Movie
Time of Death
Narrative tropes
You Can't Trust Anyone
mediumThe prison — an ostensibly trustworthy state institution — conceals a conspiracy of buried secrets and corruption. Morley cannot trust his perceptions (substance-and-trauma-induced hallucinations blur reality), cannot trust the institution that dispatched him, and his paranoia is ultimately validated when his investigation uncovers real wrongdoing. Three signals are present: the institution he serves is secretly compromised, the protagonist is forced to question everything around him, and the plot validates his suspicion by confirming genuine corruption rather than dismissing it as delusion.
About this trope: Trusted allies, institutions, or authority figures are secretly working against the protagonist.
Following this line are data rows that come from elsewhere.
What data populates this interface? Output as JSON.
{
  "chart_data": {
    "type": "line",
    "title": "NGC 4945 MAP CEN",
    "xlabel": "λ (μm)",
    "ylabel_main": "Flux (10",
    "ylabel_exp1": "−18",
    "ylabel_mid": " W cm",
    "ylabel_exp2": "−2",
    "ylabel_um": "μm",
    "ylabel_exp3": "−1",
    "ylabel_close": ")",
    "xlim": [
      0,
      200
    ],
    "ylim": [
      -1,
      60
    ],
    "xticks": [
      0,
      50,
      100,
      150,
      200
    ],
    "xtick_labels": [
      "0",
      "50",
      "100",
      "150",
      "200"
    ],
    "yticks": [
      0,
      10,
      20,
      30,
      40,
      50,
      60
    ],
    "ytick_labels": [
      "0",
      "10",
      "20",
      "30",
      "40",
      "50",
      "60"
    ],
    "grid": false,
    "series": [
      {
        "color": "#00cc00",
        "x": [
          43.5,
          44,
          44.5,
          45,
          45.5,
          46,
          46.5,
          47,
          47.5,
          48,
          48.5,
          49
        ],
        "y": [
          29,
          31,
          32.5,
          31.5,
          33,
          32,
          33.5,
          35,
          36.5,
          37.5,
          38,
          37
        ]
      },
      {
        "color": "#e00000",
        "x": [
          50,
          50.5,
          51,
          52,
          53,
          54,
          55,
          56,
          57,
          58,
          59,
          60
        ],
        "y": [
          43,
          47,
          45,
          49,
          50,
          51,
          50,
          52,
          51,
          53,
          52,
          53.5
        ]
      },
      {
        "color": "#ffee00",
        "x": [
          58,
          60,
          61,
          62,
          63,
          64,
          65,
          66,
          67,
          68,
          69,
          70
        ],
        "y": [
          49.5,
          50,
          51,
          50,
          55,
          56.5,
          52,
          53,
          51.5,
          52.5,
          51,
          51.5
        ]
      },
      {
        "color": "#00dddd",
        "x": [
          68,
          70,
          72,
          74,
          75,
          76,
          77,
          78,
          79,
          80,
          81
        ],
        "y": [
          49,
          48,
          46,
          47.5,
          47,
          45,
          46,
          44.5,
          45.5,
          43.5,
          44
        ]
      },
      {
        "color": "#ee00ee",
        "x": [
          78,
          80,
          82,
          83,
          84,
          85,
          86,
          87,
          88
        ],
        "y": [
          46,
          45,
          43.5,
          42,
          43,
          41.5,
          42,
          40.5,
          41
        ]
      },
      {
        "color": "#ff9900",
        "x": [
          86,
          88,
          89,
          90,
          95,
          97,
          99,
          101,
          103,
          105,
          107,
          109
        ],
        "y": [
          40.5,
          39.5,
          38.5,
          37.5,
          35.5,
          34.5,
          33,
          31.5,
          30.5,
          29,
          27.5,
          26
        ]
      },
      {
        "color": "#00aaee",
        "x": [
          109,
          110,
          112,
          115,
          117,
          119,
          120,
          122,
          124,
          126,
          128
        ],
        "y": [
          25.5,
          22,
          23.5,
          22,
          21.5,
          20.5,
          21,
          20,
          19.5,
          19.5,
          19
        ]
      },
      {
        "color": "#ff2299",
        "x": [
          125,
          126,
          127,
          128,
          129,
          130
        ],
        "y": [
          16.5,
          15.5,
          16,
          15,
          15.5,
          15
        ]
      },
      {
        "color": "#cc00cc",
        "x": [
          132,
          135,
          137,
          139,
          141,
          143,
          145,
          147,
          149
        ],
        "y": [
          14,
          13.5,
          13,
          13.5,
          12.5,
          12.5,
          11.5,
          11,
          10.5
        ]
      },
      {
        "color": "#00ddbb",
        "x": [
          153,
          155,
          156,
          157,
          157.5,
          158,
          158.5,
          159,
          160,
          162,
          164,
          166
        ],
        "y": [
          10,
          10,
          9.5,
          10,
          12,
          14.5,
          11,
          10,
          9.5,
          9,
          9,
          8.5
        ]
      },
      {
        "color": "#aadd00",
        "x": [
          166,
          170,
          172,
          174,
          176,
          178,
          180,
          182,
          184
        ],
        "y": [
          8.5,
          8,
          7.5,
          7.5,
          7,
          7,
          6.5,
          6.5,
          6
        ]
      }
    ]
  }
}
Paranoia is justified because betrayal is real and pervasive.
Cultural messages
The System Is Rigged
mediumSeneca Ridge Penitentiary and the Bureau of Corrections are official institutions that harbour 'hidden corruption and buried secrets.' A colleague died while probing the same case, signalling institutional complicity or cover-up. Morley must conduct a solo, outsider investigation to expose what the system has concealed — working outside normal channels because operating within them already got someone killed. Three signals fire clearly: cover-up exposed within an official body, systemic failure evidenced by the colleague's death, and justice requiring an end-run around institutional channels.
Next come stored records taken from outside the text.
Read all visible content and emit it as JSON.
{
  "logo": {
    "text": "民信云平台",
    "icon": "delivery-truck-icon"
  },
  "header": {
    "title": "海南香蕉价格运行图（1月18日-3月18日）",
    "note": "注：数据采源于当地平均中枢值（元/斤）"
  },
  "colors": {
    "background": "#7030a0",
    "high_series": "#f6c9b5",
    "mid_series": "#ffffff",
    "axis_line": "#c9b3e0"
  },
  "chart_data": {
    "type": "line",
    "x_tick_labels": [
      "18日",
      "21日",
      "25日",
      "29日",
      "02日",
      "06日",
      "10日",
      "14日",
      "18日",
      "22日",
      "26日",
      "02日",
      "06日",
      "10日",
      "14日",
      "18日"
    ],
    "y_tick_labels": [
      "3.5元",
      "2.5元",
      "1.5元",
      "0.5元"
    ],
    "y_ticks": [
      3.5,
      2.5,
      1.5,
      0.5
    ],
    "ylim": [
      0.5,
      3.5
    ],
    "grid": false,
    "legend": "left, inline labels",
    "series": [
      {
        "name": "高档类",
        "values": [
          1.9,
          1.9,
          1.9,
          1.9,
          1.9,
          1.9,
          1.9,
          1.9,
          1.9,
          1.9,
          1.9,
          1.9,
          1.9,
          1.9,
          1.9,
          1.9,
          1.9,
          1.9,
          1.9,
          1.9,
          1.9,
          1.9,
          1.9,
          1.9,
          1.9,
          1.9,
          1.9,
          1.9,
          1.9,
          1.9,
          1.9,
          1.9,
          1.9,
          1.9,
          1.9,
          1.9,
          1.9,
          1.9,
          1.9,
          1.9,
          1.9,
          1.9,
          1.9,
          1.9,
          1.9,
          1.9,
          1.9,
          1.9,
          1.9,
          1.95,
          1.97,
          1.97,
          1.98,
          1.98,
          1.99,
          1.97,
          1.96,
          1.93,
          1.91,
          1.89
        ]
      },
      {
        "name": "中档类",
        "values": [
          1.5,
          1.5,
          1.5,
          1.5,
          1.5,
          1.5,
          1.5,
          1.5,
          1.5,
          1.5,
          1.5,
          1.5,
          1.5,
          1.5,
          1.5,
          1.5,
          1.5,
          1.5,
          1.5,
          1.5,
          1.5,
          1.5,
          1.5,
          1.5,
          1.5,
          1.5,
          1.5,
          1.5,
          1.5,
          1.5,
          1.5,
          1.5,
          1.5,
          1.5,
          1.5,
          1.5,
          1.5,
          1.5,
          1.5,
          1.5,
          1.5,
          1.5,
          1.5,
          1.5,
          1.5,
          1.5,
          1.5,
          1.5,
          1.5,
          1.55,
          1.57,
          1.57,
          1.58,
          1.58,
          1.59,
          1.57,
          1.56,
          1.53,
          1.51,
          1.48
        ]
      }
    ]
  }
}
About this message: Institutions meant to protect people — governments, corporations, law enforcement, the justice system — are depicted as corrupt, incompetent, or actively harmful. Heroes must work outside official channels.
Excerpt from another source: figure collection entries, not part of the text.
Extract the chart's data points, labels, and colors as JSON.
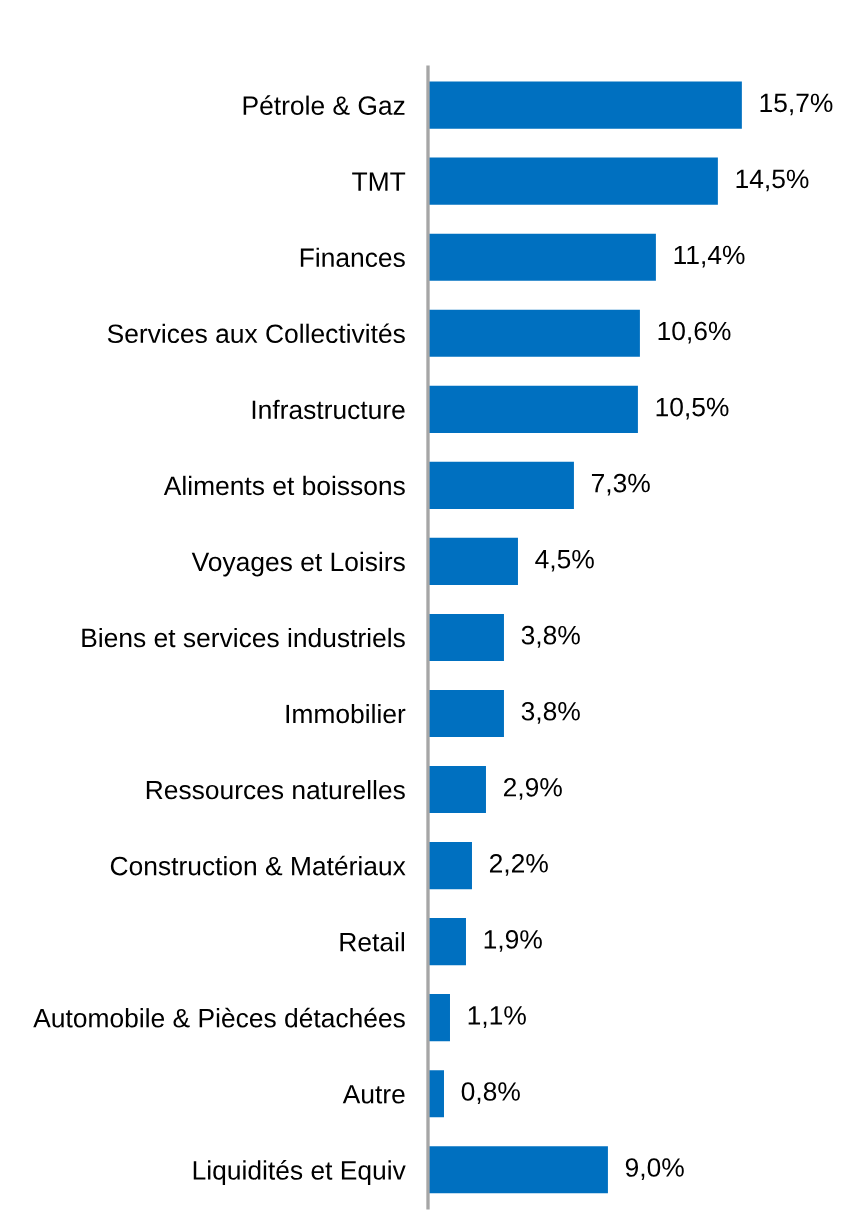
{
  "chart_data": {
    "type": "bar",
    "orientation": "horizontal",
    "categories": [
      "Pétrole & Gaz",
      "TMT",
      "Finances",
      "Services aux Collectivités",
      "Infrastructure",
      "Aliments et boissons",
      "Voyages et Loisirs",
      "Biens et services industriels",
      "Immobilier",
      "Ressources naturelles",
      "Construction & Matériaux",
      "Retail",
      "Automobile & Pièces détachées",
      "Autre",
      "Liquidités et Equiv"
    ],
    "values": [
      15.7,
      14.5,
      11.4,
      10.6,
      10.5,
      7.3,
      4.5,
      3.8,
      3.8,
      2.9,
      2.2,
      1.9,
      1.1,
      0.8,
      9.0
    ],
    "value_labels": [
      "15,7%",
      "14,5%",
      "11,4%",
      "10,6%",
      "10,5%",
      "7,3%",
      "4,5%",
      "3,8%",
      "3,8%",
      "2,9%",
      "2,2%",
      "1,9%",
      "1,1%",
      "0,8%",
      "9,0%"
    ],
    "color": "#0070c0",
    "grid": false,
    "legend": false
  }
}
Movies that share these tropes
Full plot (spoilers)
Set in December 1987, Time of Death follows Detective Frank Morley (Michael Kelly) of the Bureau of Corrections, who is dispatched to Seneca Ridge Penitentiary — an isolated, Civil War-era prison on the verge of permanent closure — after a colleague dies while investigating the unexplained disappearance of an inmate. Morley arrives carrying his own heavy burden: the deaths of his wife and child two years earlier have left him reliant on medication and alcohol, and his grip on reality is already fraying before he enters the decaying facility. The prison has a grim institutional history of its own, including a fire in 1974 and a botched execution in 1978. As Morley digs into what initially appears to be a routine missing-person inquiry, he begins experiencing visions of events from the prison's past — it remains deliberately ambiguous whether these are supernatural manifestations or trauma-and-substance-induced hallucinations. His investigation gradually exposes a web of hidden corruption and buried secrets within the facility's walls. The boundary between truth and illusion collapses as Morley's personal trauma intertwines with the prison's disturbing history, turning the case into a dangerous psychological ordeal. The fractured narrative — blending present-day investigation with nightmares, visions, and flashbacks — ultimately coalesces to allow Morley to resolve the central mystery, though the specific nature of that resolution is not detailed in available sources. The film ends with Morley having confronted the dark forces — human or otherwise — lurking within Seneca Ridge. Specific ending details are not yet available in public reviews or plot summaries.